Tuesday, 5 May 2015

Party manifestoes, part 1: Four lessons to untangle the public health policies

Guest post by Avril Rhodes

Hung over by the election talk? Worn down by the TV debates? Well how about reading the manifestoes? Be honest with yourself, when did you last read a manifesto? The Liberal Democrats’ manifesto is 158 pages, but the remaining largest national parties (Conservative, Labour, Green and UKIP) make do with around 70 to 80ish pages. And the public health policies are all over the place, under welfare, housing, transport, the environment, education, the economy and, occasionally, under health – so need some real work to find. However, that’s good, even if the party seems untroubled by, or hasn’t heard of, the wider determinants of health, at least they’re there…or somewhere. So, first lesson, be prepared to find a public health policy just about anywhere. 

Second lesson, be ready to make comparisons and choose your topic. Take the broad sweep and you will find the whole thing indigestible, and it may turn you into a floating voter after you’ve agreed and disagreed in about equal measure with all you’ve read.

So, here’s one of the easier examples: booze and fags.
  • Conservatives will end open display of tobacco in shops, introduce plain packaging and support people “struggling with addictions”. The latter is swept up in a review in how best to treat long term yet treatable conditions, which include alcohol addictions. 
  • Labour come in with a levy on tobacco firms to pay for NHS staff and they will target high strength, low cost alcohol products, their argument being that this fuels problem drinking. 
  • The Liberal Democrats want to reduce smoking rates, complete the introduction of plain packaging and also make a tax levy on tobacco companies, in their case to contribute to the costs of health care and smoking cessation services. They will also monitor evidence on e-cigarettes and “ensure restrictions on marketing and use are proportionate and evidence based”. Finally they will introduce a minimum unit price (MUP) for alcohol. 
  • The Greens will increase alcohol and tobacco taxes to help fund NHS spending increases and set a MUP of 50p.
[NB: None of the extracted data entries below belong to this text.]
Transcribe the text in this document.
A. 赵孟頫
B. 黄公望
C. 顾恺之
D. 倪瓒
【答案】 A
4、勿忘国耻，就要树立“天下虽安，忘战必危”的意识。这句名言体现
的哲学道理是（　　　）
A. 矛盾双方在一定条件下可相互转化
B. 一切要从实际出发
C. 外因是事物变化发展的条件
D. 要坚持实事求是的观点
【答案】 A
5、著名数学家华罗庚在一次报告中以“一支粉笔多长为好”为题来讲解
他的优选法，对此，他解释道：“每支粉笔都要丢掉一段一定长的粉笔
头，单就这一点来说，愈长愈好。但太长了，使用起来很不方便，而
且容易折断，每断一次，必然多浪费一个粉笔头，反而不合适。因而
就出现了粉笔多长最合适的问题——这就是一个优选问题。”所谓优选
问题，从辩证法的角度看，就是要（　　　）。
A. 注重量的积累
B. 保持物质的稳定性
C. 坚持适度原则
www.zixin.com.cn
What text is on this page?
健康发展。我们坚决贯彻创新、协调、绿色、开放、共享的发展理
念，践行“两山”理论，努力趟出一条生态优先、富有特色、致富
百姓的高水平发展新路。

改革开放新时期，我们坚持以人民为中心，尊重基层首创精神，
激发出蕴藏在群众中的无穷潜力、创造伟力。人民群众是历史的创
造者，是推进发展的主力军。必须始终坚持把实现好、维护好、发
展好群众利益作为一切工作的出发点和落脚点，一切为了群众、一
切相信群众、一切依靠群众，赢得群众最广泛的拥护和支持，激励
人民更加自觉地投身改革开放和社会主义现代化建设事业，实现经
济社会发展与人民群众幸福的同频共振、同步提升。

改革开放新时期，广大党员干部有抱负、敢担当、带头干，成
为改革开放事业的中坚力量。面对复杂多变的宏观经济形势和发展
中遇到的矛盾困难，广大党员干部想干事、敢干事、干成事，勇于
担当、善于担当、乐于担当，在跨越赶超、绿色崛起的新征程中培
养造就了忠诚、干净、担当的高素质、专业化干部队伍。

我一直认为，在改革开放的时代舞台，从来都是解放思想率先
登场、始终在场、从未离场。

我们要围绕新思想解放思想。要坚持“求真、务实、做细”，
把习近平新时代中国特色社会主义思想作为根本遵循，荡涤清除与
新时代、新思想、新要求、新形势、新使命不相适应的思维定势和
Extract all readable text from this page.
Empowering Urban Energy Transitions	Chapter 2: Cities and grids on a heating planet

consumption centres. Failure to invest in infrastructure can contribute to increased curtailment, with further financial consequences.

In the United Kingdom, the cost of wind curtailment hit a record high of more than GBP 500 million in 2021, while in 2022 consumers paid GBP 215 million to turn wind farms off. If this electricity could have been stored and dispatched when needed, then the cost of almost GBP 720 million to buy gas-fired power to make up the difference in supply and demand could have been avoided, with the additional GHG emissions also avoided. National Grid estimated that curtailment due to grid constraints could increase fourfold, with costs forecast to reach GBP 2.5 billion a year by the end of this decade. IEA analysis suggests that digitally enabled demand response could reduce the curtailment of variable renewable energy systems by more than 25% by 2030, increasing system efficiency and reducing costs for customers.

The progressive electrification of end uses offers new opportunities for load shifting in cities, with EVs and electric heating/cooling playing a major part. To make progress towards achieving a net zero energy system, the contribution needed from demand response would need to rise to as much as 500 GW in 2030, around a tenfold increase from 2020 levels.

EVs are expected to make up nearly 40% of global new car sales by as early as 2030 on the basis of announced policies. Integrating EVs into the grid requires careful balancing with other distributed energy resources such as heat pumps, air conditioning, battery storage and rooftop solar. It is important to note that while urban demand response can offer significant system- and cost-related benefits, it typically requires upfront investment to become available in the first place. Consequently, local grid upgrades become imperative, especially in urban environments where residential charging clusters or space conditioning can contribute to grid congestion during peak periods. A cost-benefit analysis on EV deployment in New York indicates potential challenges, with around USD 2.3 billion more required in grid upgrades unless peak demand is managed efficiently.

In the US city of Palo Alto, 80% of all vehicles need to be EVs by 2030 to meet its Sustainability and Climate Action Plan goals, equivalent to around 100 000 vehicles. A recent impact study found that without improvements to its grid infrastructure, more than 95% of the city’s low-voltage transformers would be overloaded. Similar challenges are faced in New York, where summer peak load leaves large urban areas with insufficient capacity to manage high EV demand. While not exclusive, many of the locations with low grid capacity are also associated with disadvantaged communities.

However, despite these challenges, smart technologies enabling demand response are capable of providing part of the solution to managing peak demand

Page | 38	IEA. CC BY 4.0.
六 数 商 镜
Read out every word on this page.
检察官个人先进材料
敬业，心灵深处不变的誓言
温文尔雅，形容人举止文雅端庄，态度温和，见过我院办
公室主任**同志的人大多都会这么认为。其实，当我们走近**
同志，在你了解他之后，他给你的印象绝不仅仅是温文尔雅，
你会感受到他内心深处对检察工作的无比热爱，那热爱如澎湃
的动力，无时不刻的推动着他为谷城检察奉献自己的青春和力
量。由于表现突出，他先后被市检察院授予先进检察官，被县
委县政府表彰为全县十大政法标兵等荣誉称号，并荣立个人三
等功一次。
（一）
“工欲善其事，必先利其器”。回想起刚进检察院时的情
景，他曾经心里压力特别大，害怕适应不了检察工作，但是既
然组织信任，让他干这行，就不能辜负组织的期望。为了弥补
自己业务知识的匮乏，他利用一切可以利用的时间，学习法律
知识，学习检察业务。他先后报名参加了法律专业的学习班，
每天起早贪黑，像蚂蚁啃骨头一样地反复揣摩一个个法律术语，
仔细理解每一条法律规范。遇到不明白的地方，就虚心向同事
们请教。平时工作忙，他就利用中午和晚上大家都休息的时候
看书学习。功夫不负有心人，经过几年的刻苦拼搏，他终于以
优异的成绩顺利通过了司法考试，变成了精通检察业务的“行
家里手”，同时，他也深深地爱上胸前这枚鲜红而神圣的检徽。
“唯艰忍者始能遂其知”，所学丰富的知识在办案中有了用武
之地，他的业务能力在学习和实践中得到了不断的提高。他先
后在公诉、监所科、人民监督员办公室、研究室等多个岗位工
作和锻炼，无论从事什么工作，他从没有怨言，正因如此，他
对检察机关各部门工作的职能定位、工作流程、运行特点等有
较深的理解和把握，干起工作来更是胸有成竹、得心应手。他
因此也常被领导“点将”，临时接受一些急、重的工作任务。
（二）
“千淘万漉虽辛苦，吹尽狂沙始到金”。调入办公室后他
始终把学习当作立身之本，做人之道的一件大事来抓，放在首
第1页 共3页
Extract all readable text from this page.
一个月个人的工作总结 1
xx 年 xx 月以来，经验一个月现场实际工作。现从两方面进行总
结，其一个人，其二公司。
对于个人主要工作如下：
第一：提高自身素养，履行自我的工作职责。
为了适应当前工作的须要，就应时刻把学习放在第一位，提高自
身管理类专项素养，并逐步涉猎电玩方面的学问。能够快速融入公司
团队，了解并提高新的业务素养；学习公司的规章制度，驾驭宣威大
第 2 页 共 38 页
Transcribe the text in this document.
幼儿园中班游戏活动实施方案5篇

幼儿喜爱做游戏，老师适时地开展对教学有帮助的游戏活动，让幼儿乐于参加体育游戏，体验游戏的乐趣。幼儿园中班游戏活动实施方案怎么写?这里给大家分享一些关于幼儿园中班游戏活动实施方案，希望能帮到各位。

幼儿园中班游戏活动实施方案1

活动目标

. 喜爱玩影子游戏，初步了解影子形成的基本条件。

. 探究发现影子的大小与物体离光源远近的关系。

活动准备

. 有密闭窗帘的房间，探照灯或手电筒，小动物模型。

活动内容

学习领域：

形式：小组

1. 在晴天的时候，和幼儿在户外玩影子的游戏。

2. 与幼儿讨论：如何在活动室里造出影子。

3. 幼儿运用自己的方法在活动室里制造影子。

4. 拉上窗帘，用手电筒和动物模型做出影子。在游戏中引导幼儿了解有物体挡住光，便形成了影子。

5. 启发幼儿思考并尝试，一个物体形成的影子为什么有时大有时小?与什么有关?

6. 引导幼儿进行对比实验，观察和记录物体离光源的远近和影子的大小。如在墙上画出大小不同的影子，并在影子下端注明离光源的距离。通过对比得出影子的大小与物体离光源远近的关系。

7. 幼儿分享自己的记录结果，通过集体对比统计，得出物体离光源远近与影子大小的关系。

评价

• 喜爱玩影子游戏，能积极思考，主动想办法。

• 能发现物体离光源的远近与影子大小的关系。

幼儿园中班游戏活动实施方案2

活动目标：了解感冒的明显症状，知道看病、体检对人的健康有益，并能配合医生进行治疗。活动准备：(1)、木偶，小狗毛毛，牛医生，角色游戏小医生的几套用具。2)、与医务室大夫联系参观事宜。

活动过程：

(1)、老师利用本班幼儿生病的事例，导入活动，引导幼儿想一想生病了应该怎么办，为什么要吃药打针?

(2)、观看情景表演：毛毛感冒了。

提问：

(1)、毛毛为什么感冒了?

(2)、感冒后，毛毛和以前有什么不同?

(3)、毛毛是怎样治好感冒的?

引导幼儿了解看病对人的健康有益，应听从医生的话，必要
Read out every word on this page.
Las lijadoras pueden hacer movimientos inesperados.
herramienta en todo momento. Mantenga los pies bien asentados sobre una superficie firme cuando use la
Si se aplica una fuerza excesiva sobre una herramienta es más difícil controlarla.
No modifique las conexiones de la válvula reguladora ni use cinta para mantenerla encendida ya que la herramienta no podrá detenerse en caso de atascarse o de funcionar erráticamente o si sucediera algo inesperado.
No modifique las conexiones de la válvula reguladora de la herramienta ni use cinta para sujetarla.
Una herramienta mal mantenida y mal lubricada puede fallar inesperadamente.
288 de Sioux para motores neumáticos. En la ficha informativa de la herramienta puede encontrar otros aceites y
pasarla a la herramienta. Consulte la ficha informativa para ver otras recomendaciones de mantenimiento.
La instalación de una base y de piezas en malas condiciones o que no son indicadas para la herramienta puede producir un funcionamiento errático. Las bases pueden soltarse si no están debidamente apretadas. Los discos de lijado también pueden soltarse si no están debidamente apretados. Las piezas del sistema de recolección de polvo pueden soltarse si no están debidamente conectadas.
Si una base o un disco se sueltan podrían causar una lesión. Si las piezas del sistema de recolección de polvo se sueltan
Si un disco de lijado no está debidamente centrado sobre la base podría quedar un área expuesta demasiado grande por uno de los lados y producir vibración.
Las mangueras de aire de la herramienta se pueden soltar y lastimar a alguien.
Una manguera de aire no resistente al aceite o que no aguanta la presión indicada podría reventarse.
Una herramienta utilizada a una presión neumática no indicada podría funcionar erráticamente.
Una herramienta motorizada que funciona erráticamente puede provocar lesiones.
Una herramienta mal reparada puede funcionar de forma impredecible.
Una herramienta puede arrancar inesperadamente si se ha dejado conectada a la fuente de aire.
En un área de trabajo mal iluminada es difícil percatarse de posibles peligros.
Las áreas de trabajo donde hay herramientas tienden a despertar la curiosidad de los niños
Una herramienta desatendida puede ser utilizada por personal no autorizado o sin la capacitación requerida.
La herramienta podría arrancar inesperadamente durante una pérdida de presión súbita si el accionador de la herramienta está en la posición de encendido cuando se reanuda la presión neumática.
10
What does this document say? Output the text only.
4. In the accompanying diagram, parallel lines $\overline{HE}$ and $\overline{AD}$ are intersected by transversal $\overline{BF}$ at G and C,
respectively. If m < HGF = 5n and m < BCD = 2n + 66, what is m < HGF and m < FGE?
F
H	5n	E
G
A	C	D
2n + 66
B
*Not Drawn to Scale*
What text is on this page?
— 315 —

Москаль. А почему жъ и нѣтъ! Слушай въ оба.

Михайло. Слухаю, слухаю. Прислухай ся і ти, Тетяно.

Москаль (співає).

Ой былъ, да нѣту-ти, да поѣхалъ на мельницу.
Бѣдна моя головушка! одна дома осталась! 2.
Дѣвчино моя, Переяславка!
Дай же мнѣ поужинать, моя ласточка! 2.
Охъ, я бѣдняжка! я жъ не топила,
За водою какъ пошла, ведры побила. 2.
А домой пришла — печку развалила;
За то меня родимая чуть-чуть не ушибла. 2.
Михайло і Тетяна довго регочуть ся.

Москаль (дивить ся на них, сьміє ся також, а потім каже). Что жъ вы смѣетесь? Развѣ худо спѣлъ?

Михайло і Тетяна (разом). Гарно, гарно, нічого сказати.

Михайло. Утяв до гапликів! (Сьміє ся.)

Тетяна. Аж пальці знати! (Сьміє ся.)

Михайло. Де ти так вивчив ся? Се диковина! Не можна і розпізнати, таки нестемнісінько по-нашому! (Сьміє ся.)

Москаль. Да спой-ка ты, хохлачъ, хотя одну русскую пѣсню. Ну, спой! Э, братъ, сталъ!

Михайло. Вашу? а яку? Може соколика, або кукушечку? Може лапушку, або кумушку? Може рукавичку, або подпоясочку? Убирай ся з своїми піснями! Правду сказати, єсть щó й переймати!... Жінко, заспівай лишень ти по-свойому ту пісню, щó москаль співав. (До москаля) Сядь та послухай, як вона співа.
In a big section on road safety they will reduce the alcohol limit for drivers “to as close to zero as possible”. 
  • UKIP under their “Save the Pub” campaign will provide tax breaks for micro-breweries, amend the smoking ban to give pubs the chance to open smoking rooms, “properly ventilated and separated”, oppose minimum unit pricing and reverse the plain packaging rules. All of this, which you will have guessed, is in a chapter on “Heritage and Tourism”.
Third lesson, consider what’s not been said. Reading between the lines I think it’s probable, for example that Labour and the Greens would favour plain packaging, the Liberal Democrats might consider 50p for their MUP, and Labour might be amenable to, say, reducing the blood alcohol limits. But we can’t be sure.

Fourth lesson, if you’re going to have a debate with your friends about what’s on offer, anticipate the arguments they might offer, like, for example, that good local pubs, will combat loneliness, provide employment, and maintain community cohesion. Does that end justify the means? Or is UKIP’s claim that 6,000 pubs closed due to the smoking ban and ending the alcohol duty escalator worth bringing in the smokers from the cold?

All views expressed are exclusively those of the author.